I think we've probably got time for one or two more. All right.
Hey, Josh Riley, here for Needham. Quick question regarding the, you know, acquisition and integration of Tagger into your product set. Are you guys anticipating any shift in your go-to-market strategy, or has it kind of been a seamless, you know, plug-and-play similar to your other premium products? And then additionally, when it comes to the international opportunity, how do you view Tagger in the overall influencer market, on a go-forward basis? Thanks.

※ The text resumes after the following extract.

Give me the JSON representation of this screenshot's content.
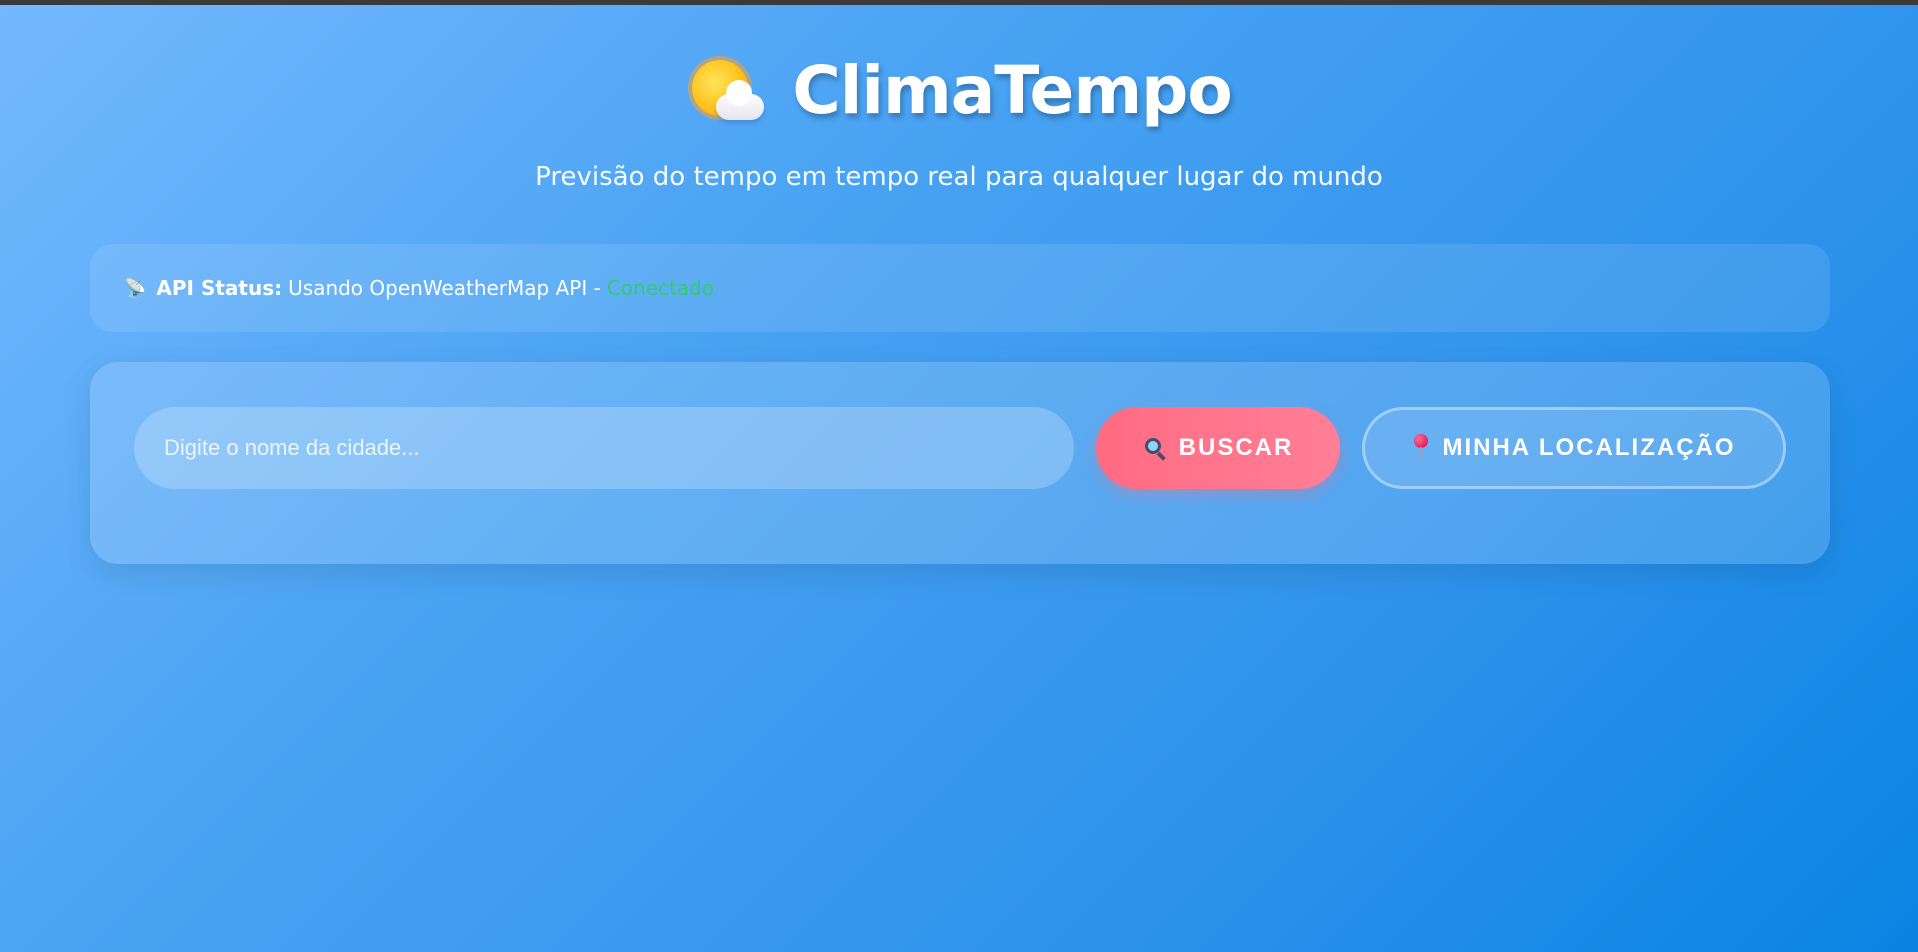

Yeah. I mean, there's a little bit of a shift in the go-to-market, only because we're bringing on a whole new team that had their own go-to-market motions in play, but it's actually worked pretty nicely so far. Our team actually was out with the team last week, doing a bunch of work from a sales and success perspective. We've been really impressed, especially on the success side, on the things that they've been doing to get customers up and running and how deep they are embedded within their customer base. And from a sales side perspective, the sales team that's come over from Tagger, I think, has been enjoying the amount of lead flow that they've been getting from the Sprout customer base, as well as the credibility when they're showing up with the Sprout badge.
And so, you know, as we move forward, we're gonna look for ways to approach this similar to how we did it, you know, years ago, with Simply Measured, when we acquired that company. There was a period of time where, you know, we were working together to learn the business from a customer or marketing perspective, a sales perspective, a customer success perspective, and an implementation perspective. And then, over time, we enabled the entire organization to go at the opportunity together. And so those things we expect to happen over the next couple quarters. But right now, we're really just learning each other's businesses, and I think as we look forward, you can expect very similar go-to-market strategies and execution as we have today.

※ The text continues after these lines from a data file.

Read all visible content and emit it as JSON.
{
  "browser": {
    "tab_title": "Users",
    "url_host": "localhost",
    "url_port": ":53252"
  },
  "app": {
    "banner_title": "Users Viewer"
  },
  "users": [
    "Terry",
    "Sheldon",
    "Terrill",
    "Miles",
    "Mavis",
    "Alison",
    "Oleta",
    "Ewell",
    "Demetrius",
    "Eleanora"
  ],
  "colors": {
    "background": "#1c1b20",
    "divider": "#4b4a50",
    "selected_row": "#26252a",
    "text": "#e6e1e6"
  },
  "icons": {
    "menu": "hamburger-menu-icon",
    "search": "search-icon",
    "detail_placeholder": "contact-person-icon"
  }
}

And then in terms of Europe and international, for a small company, they have a decent footprint that way. And, and, you know, as we look at the TAM, and we've done this before we went public, we looked at the international opportunity as big or bigger than the U.S. opportunity. And they've already started to win some customers across the globe. And so, our teams in EMEA and APAC and LATAM are all getting enabled on these products right now and in conversations just like the North America team.

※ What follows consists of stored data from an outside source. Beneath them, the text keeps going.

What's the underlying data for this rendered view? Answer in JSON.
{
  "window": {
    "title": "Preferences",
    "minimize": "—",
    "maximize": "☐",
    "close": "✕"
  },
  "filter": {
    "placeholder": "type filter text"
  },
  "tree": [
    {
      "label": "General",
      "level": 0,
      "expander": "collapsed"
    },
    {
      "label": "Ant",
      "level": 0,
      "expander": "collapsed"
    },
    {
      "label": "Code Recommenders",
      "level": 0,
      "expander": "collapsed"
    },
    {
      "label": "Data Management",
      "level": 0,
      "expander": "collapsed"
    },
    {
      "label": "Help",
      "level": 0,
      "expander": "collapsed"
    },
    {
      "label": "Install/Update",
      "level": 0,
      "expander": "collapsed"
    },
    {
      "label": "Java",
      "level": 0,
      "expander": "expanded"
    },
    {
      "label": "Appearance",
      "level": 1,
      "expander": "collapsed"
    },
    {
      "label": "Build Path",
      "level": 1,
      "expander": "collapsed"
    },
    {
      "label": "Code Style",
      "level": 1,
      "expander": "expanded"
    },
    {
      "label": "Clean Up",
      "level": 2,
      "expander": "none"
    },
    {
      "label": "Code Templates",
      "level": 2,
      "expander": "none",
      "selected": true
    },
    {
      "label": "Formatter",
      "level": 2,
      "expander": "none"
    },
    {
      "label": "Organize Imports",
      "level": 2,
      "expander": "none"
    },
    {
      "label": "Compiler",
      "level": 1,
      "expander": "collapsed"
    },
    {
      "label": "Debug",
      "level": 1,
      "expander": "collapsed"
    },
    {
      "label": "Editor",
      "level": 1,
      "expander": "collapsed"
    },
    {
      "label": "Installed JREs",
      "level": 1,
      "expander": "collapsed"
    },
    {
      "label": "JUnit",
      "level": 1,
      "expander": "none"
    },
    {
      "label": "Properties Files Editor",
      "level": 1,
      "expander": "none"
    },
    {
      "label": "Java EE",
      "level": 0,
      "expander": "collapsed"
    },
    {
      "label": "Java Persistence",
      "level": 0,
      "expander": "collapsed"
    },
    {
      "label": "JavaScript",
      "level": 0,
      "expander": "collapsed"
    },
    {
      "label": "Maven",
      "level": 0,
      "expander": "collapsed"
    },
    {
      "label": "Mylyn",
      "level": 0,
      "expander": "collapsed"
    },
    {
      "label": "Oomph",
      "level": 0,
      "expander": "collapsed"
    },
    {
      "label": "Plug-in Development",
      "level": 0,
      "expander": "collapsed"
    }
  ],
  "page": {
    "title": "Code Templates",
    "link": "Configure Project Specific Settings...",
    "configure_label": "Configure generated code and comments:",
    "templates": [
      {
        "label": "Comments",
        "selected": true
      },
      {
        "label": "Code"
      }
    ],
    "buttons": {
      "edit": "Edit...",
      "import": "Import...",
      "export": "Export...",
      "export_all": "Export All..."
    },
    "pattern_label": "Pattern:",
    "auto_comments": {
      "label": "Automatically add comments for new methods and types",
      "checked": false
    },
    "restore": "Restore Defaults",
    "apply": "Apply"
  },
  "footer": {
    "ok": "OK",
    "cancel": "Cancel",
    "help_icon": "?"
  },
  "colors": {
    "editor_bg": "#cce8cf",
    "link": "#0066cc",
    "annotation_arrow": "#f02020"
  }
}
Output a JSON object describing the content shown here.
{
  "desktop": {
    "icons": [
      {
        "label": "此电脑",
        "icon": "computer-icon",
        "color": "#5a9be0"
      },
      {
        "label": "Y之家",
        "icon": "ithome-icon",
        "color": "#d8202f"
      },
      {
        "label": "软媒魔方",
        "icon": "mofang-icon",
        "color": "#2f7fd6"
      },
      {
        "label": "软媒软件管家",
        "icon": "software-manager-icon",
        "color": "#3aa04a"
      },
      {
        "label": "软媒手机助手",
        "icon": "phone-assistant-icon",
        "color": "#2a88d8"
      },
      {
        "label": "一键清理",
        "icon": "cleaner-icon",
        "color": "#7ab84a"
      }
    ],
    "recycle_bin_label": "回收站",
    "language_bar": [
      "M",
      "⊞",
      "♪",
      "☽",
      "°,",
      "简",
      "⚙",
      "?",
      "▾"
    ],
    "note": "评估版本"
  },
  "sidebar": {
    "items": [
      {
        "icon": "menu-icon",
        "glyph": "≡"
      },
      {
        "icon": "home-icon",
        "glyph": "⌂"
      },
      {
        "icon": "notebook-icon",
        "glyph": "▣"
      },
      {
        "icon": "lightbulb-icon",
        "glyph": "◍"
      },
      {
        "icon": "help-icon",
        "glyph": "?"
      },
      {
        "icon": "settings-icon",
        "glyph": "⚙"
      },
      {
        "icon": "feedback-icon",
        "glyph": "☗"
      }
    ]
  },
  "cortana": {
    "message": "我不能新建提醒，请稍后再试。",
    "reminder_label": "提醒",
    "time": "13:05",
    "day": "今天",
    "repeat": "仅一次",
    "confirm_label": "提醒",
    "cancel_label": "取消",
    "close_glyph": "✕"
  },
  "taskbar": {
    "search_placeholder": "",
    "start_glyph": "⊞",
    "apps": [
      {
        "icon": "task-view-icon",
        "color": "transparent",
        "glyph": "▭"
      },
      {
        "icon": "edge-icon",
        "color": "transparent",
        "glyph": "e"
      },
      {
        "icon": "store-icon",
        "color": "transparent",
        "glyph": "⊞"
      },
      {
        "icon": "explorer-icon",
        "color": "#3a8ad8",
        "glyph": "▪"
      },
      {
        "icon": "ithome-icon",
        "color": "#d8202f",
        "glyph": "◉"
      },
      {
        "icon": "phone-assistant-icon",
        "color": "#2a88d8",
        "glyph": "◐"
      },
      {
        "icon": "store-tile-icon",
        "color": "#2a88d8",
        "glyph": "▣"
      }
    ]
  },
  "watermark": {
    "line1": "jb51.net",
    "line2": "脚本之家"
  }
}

That's a decent segue to the people that have spent most of the time working with the Tagger team and working on the go-to-market function are here with us as part of the extended leadership team that you'll get a chance to interact with here for the I don't know if we're calling it dinner, happy hour, whatever it is, would love to spend more time chatting with you. Look for the two tallest people on the Sprout team. They're both on the enterprise team. We've got a lot of other folks that we're excited to give you a chance to meet and look forward to any other questions, and getting back together here in a month or so to talk more about Q3. Thank you all very much for your time. Thanks for being here. Thanks for the support, and we'll catch up here shortly. Thank you.